Shares of senior living and care real estate investment trust Strawberry Fields REIT will begin trading once a few clerical issues are resolved early this week, CEO and Chairman Moishe Gubin told the McKnight’s Business Daily.

The action comes after the company filed a registration statement with the Securities and Exchange Commission in March and became public last week.

The REIT will trade under the ticker symbol “STRW,” and between 1.5 million and two million shares will be available for sale, Gubin said.

The South Bend, IN-based firm’s healthcare portfolio includes 74 stand-alone skilled nursing facilities, four dual-purpose facilities used as both SNFs and long-term acute care hospitals, and three assisted living communities across a total of nine states: Arkansas, Illinois, Indiana, Kentucky, Michigan, Ohio, Oklahoma, Tennessee and Texas. 

“This is literally the culmination of probably 15 years’ worth of work.

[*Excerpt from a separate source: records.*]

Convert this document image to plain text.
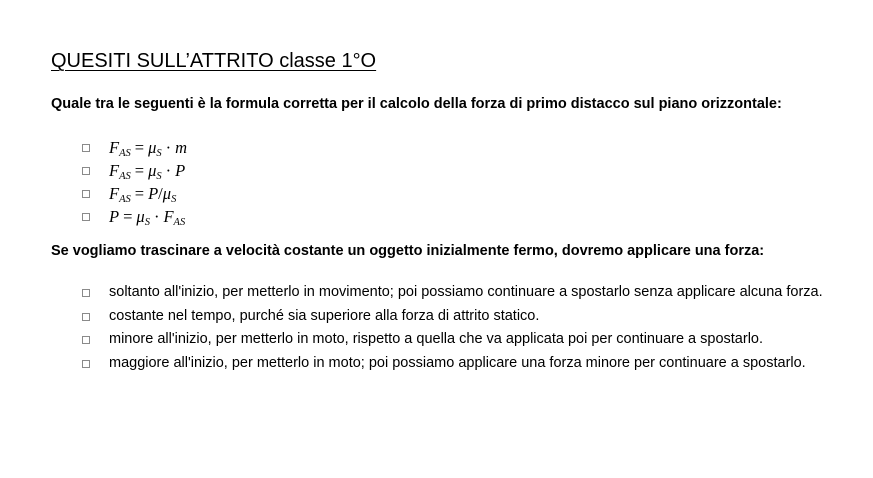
QUESITI SULL’ATTRITO classe 1°O
Quale tra le seguenti è la formula corretta per il calcolo della forza di primo distacco sul piano orizzontale:
$F_{AS} = \mu_S \cdot m$
$F_{AS} = \mu_S \cdot P$
$F_{AS} = P/\mu_S$
$P = \mu_S \cdot F_{AS}$
Se vogliamo trascinare a velocità costante un oggetto inizialmente fermo, dovremo applicare una forza:
soltanto all'inizio, per metterlo in movimento; poi possiamo continuare a spostarlo senza applicare alcuna forza.
costante nel tempo, purché sia superiore alla forza di attrito statico.
minore all'inizio, per metterlo in moto, rispetto a quella che va applicata poi per continuare a spostarlo.
maggiore all'inizio, per metterlo in moto; poi possiamo applicare una forza minore per continuare a spostarlo.
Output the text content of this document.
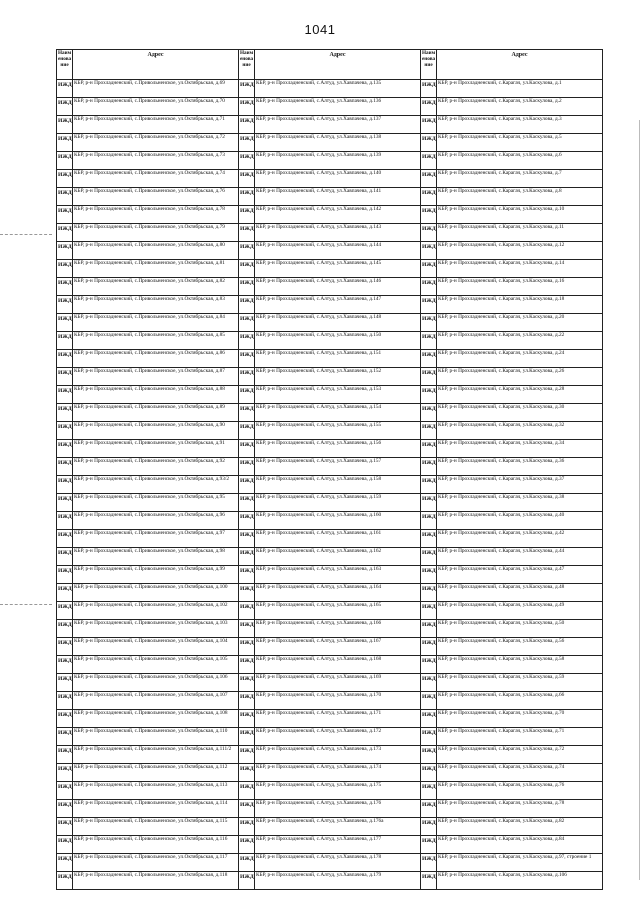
1041
Наим енова ние	Адрес	Наим енова ние	Адрес	Наим енова ние	Адрес
ИЖД	КБР, р-н Прохладненский, с.Привольненское, ул.Октябрьская, д.69	ИЖД	КБР, р-н Прохладненский, с.Алтуд, ул.Хавпачева, д.135	ИЖД	КБР, р-н Прохладненский, с.Карагач, ул.Каскулова, д.1
ИЖД	КБР, р-н Прохладненский, с.Привольненское, ул.Октябрьская, д.70	ИЖД	КБР, р-н Прохладненский, с.Алтуд, ул.Хавпачева, д.136	ИЖД	КБР, р-н Прохладненский, с.Карагач, ул.Каскулова, д.2
ИЖД	КБР, р-н Прохладненский, с.Привольненское, ул.Октябрьская, д.71	ИЖД	КБР, р-н Прохладненский, с.Алтуд, ул.Хавпачева, д.137	ИЖД	КБР, р-н Прохладненский, с.Карагач, ул.Каскулова, д.3
ИЖД	КБР, р-н Прохладненский, с.Привольненское, ул.Октябрьская, д.72	ИЖД	КБР, р-н Прохладненский, с.Алтуд, ул.Хавпачева, д.138	ИЖД	КБР, р-н Прохладненский, с.Карагач, ул.Каскулова, д.5
ИЖД	КБР, р-н Прохладненский, с.Привольненское, ул.Октябрьская, д.73	ИЖД	КБР, р-н Прохладненский, с.Алтуд, ул.Хавпачева, д.139	ИЖД	КБР, р-н Прохладненский, с.Карагач, ул.Каскулова, д.6
ИЖД	КБР, р-н Прохладненский, с.Привольненское, ул.Октябрьская, д.74	ИЖД	КБР, р-н Прохладненский, с.Алтуд, ул.Хавпачева, д.140	ИЖД	КБР, р-н Прохладненский, с.Карагач, ул.Каскулова, д.7
ИЖД	КБР, р-н Прохладненский, с.Привольненское, ул.Октябрьская, д.76	ИЖД	КБР, р-н Прохладненский, с.Алтуд, ул.Хавпачева, д.141	ИЖД	КБР, р-н Прохладненский, с.Карагач, ул.Каскулова, д.8
ИЖД	КБР, р-н Прохладненский, с.Привольненское, ул.Октябрьская, д.78	ИЖД	КБР, р-н Прохладненский, с.Алтуд, ул.Хавпачева, д.142	ИЖД	КБР, р-н Прохладненский, с.Карагач, ул.Каскулова, д.10
ИЖД	КБР, р-н Прохладненский, с.Привольненское, ул.Октябрьская, д.79	ИЖД	КБР, р-н Прохладненский, с.Алтуд, ул.Хавпачева, д.143	ИЖД	КБР, р-н Прохладненский, с.Карагач, ул.Каскулова, д.11
ИЖД	КБР, р-н Прохладненский, с.Привольненское, ул.Октябрьская, д.80	ИЖД	КБР, р-н Прохладненский, с.Алтуд, ул.Хавпачева, д.144	ИЖД	КБР, р-н Прохладненский, с.Карагач, ул.Каскулова, д.12
ИЖД	КБР, р-н Прохладненский, с.Привольненское, ул.Октябрьская, д.81	ИЖД	КБР, р-н Прохладненский, с.Алтуд, ул.Хавпачева, д.145	ИЖД	КБР, р-н Прохладненский, с.Карагач, ул.Каскулова, д.14
ИЖД	КБР, р-н Прохладненский, с.Привольненское, ул.Октябрьская, д.82	ИЖД	КБР, р-н Прохладненский, с.Алтуд, ул.Хавпачева, д.146	ИЖД	КБР, р-н Прохладненский, с.Карагач, ул.Каскулова, д.16
ИЖД	КБР, р-н Прохладненский, с.Привольненское, ул.Октябрьская, д.83	ИЖД	КБР, р-н Прохладненский, с.Алтуд, ул.Хавпачева, д.147	ИЖД	КБР, р-н Прохладненский, с.Карагач, ул.Каскулова, д.18
ИЖД	КБР, р-н Прохладненский, с.Привольненское, ул.Октябрьская, д.84	ИЖД	КБР, р-н Прохладненский, с.Алтуд, ул.Хавпачева, д.148	ИЖД	КБР, р-н Прохладненский, с.Карагач, ул.Каскулова, д.20
ИЖД	КБР, р-н Прохладненский, с.Привольненское, ул.Октябрьская, д.85	ИЖД	КБР, р-н Прохладненский, с.Алтуд, ул.Хавпачева, д.150	ИЖД	КБР, р-н Прохладненский, с.Карагач, ул.Каскулова, д.22
ИЖД	КБР, р-н Прохладненский, с.Привольненское, ул.Октябрьская, д.86	ИЖД	КБР, р-н Прохладненский, с.Алтуд, ул.Хавпачева, д.151	ИЖД	КБР, р-н Прохладненский, с.Карагач, ул.Каскулова, д.24
ИЖД	КБР, р-н Прохладненский, с.Привольненское, ул.Октябрьская, д.87	ИЖД	КБР, р-н Прохладненский, с.Алтуд, ул.Хавпачева, д.152	ИЖД	КБР, р-н Прохладненский, с.Карагач, ул.Каскулова, д.26
ИЖД	КБР, р-н Прохладненский, с.Привольненское, ул.Октябрьская, д.88	ИЖД	КБР, р-н Прохладненский, с.Алтуд, ул.Хавпачева, д.153	ИЖД	КБР, р-н Прохладненский, с.Карагач, ул.Каскулова, д.28
ИЖД	КБР, р-н Прохладненский, с.Привольненское, ул.Октябрьская, д.89	ИЖД	КБР, р-н Прохладненский, с.Алтуд, ул.Хавпачева, д.154	ИЖД	КБР, р-н Прохладненский, с.Карагач, ул.Каскулова, д.30
ИЖД	КБР, р-н Прохладненский, с.Привольненское, ул.Октябрьская, д.90	ИЖД	КБР, р-н Прохладненский, с.Алтуд, ул.Хавпачева, д.155	ИЖД	КБР, р-н Прохладненский, с.Карагач, ул.Каскулова, д.32
ИЖД	КБР, р-н Прохладненский, с.Привольненское, ул.Октябрьская, д.91	ИЖД	КБР, р-н Прохладненский, с.Алтуд, ул.Хавпачева, д.156	ИЖД	КБР, р-н Прохладненский, с.Карагач, ул.Каскулова, д.34
ИЖД	КБР, р-н Прохладненский, с.Привольненское, ул.Октябрьская, д.92	ИЖД	КБР, р-н Прохладненский, с.Алтуд, ул.Хавпачева, д.157	ИЖД	КБР, р-н Прохладненский, с.Карагач, ул.Каскулова, д.36
ИЖД	КБР, р-н Прохладненский, с.Привольненское, ул.Октябрьская, д.93/2	ИЖД	КБР, р-н Прохладненский, с.Алтуд, ул.Хавпачева, д.158	ИЖД	КБР, р-н Прохладненский, с.Карагач, ул.Каскулова, д.37
ИЖД	КБР, р-н Прохладненский, с.Привольненское, ул.Октябрьская, д.95	ИЖД	КБР, р-н Прохладненский, с.Алтуд, ул.Хавпачева, д.159	ИЖД	КБР, р-н Прохладненский, с.Карагач, ул.Каскулова, д.38
ИЖД	КБР, р-н Прохладненский, с.Привольненское, ул.Октябрьская, д.96	ИЖД	КБР, р-н Прохладненский, с.Алтуд, ул.Хавпачева, д.160	ИЖД	КБР, р-н Прохладненский, с.Карагач, ул.Каскулова, д.40
ИЖД	КБР, р-н Прохладненский, с.Привольненское, ул.Октябрьская, д.97	ИЖД	КБР, р-н Прохладненский, с.Алтуд, ул.Хавпачева, д.161	ИЖД	КБР, р-н Прохладненский, с.Карагач, ул.Каскулова, д.42
ИЖД	КБР, р-н Прохладненский, с.Привольненское, ул.Октябрьская, д.98	ИЖД	КБР, р-н Прохладненский, с.Алтуд, ул.Хавпачева, д.162	ИЖД	КБР, р-н Прохладненский, с.Карагач, ул.Каскулова, д.44
ИЖД	КБР, р-н Прохладненский, с.Привольненское, ул.Октябрьская, д.99	ИЖД	КБР, р-н Прохладненский, с.Алтуд, ул.Хавпачева, д.163	ИЖД	КБР, р-н Прохладненский, с.Карагач, ул.Каскулова, д.47
ИЖД	КБР, р-н Прохладненский, с.Привольненское, ул.Октябрьская, д.100	ИЖД	КБР, р-н Прохладненский, с.Алтуд, ул.Хавпачева, д.164	ИЖД	КБР, р-н Прохладненский, с.Карагач, ул.Каскулова, д.48
ИЖД	КБР, р-н Прохладненский, с.Привольненское, ул.Октябрьская, д.102	ИЖД	КБР, р-н Прохладненский, с.Алтуд, ул.Хавпачева, д.165	ИЖД	КБР, р-н Прохладненский, с.Карагач, ул.Каскулова, д.49
ИЖД	КБР, р-н Прохладненский, с.Привольненское, ул.Октябрьская, д.103	ИЖД	КБР, р-н Прохладненский, с.Алтуд, ул.Хавпачева, д.166	ИЖД	КБР, р-н Прохладненский, с.Карагач, ул.Каскулова, д.50
ИЖД	КБР, р-н Прохладненский, с.Привольненское, ул.Октябрьская, д.104	ИЖД	КБР, р-н Прохладненский, с.Алтуд, ул.Хавпачева, д.167	ИЖД	КБР, р-н Прохладненский, с.Карагач, ул.Каскулова, д.56
ИЖД	КБР, р-н Прохладненский, с.Привольненское, ул.Октябрьская, д.105	ИЖД	КБР, р-н Прохладненский, с.Алтуд, ул.Хавпачева, д.168	ИЖД	КБР, р-н Прохладненский, с.Карагач, ул.Каскулова, д.58
ИЖД	КБР, р-н Прохладненский, с.Привольненское, ул.Октябрьская, д.106	ИЖД	КБР, р-н Прохладненский, с.Алтуд, ул.Хавпачева, д.169	ИЖД	КБР, р-н Прохладненский, с.Карагач, ул.Каскулова, д.59
ИЖД	КБР, р-н Прохладненский, с.Привольненское, ул.Октябрьская, д.107	ИЖД	КБР, р-н Прохладненский, с.Алтуд, ул.Хавпачева, д.170	ИЖД	КБР, р-н Прохладненский, с.Карагач, ул.Каскулова, д.66
ИЖД	КБР, р-н Прохладненский, с.Привольненское, ул.Октябрьская, д.108	ИЖД	КБР, р-н Прохладненский, с.Алтуд, ул.Хавпачева, д.171	ИЖД	КБР, р-н Прохладненский, с.Карагач, ул.Каскулова, д.70
ИЖД	КБР, р-н Прохладненский, с.Привольненское, ул.Октябрьская, д.110	ИЖД	КБР, р-н Прохладненский, с.Алтуд, ул.Хавпачева, д.172	ИЖД	КБР, р-н Прохладненский, с.Карагач, ул.Каскулова, д.71
ИЖД	КБР, р-н Прохладненский, с.Привольненское, ул.Октябрьская, д.111/2	ИЖД	КБР, р-н Прохладненский, с.Алтуд, ул.Хавпачева, д.173	ИЖД	КБР, р-н Прохладненский, с.Карагач, ул.Каскулова, д.72
ИЖД	КБР, р-н Прохладненский, с.Привольненское, ул.Октябрьская, д.112	ИЖД	КБР, р-н Прохладненский, с.Алтуд, ул.Хавпачева, д.174	ИЖД	КБР, р-н Прохладненский, с.Карагач, ул.Каскулова, д.74
ИЖД	КБР, р-н Прохладненский, с.Привольненское, ул.Октябрьская, д.113	ИЖД	КБР, р-н Прохладненский, с.Алтуд, ул.Хавпачева, д.175	ИЖД	КБР, р-н Прохладненский, с.Карагач, ул.Каскулова, д.76
ИЖД	КБР, р-н Прохладненский, с.Привольненское, ул.Октябрьская, д.114	ИЖД	КБР, р-н Прохладненский, с.Алтуд, ул.Хавпачева, д.176	ИЖД	КБР, р-н Прохладненский, с.Карагач, ул.Каскулова, д.78
ИЖД	КБР, р-н Прохладненский, с.Привольненское, ул.Октябрьская, д.115	ИЖД	КБР, р-н Прохладненский, с.Алтуд, ул.Хавпачева, д.176а	ИЖД	КБР, р-н Прохладненский, с.Карагач, ул.Каскулова, д.82
ИЖД	КБР, р-н Прохладненский, с.Привольненское, ул.Октябрьская, д.116	ИЖД	КБР, р-н Прохладненский, с.Алтуд, ул.Хавпачева, д.177	ИЖД	КБР, р-н Прохладненский, с.Карагач, ул.Каскулова, д.84
ИЖД	КБР, р-н Прохладненский, с.Привольненское, ул.Октябрьская, д.117	ИЖД	КБР, р-н Прохладненский, с.Алтуд, ул.Хавпачева, д.178	ИЖД	КБР, р-н Прохладненский, с.Карагач, ул.Каскулова, д.97, строение 1
ИЖД	КБР, р-н Прохладненский, с.Привольненское, ул.Октябрьская, д.118	ИЖД	КБР, р-н Прохладненский, с.Алтуд, ул.Хавпачева, д.179	ИЖД	КБР, р-н Прохладненский, с.Карагач, ул.Каскулова, д.106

This is a long-term game for me,” Gubin. “We’re finally at the finish line. …Now we’re just waiting to start trading.”

Gubin said he and co-founder Michael Blisko bought their first skilled nursing property in 2003 through a predecessor company. That company eventually became the Strawberry Fields REIT in 2015, he said. Both men come from a background of working in skilled nursing. 

The firm got its name from a company-wide contest, Gubin said. Strawberry Fields won because of the association with the Beatles song of the same name. With a client base made up of baby boomers — those born between 1946 and 1964, currently aged 57 to 76 — it seemed fitting to tie the REIT’s name to a band that the oldest members especially would identify with, he said. (The youngest boomers were five years old when the Beatles broke up.)

“The people we take care of are best symbolized by a generation of Beatles fans,” Gubin said. 

As a publicly traded company, Gubin said, Strawberry Fields “will continue to grow as before” as a “living, breathing entity that we can pass on to our children.”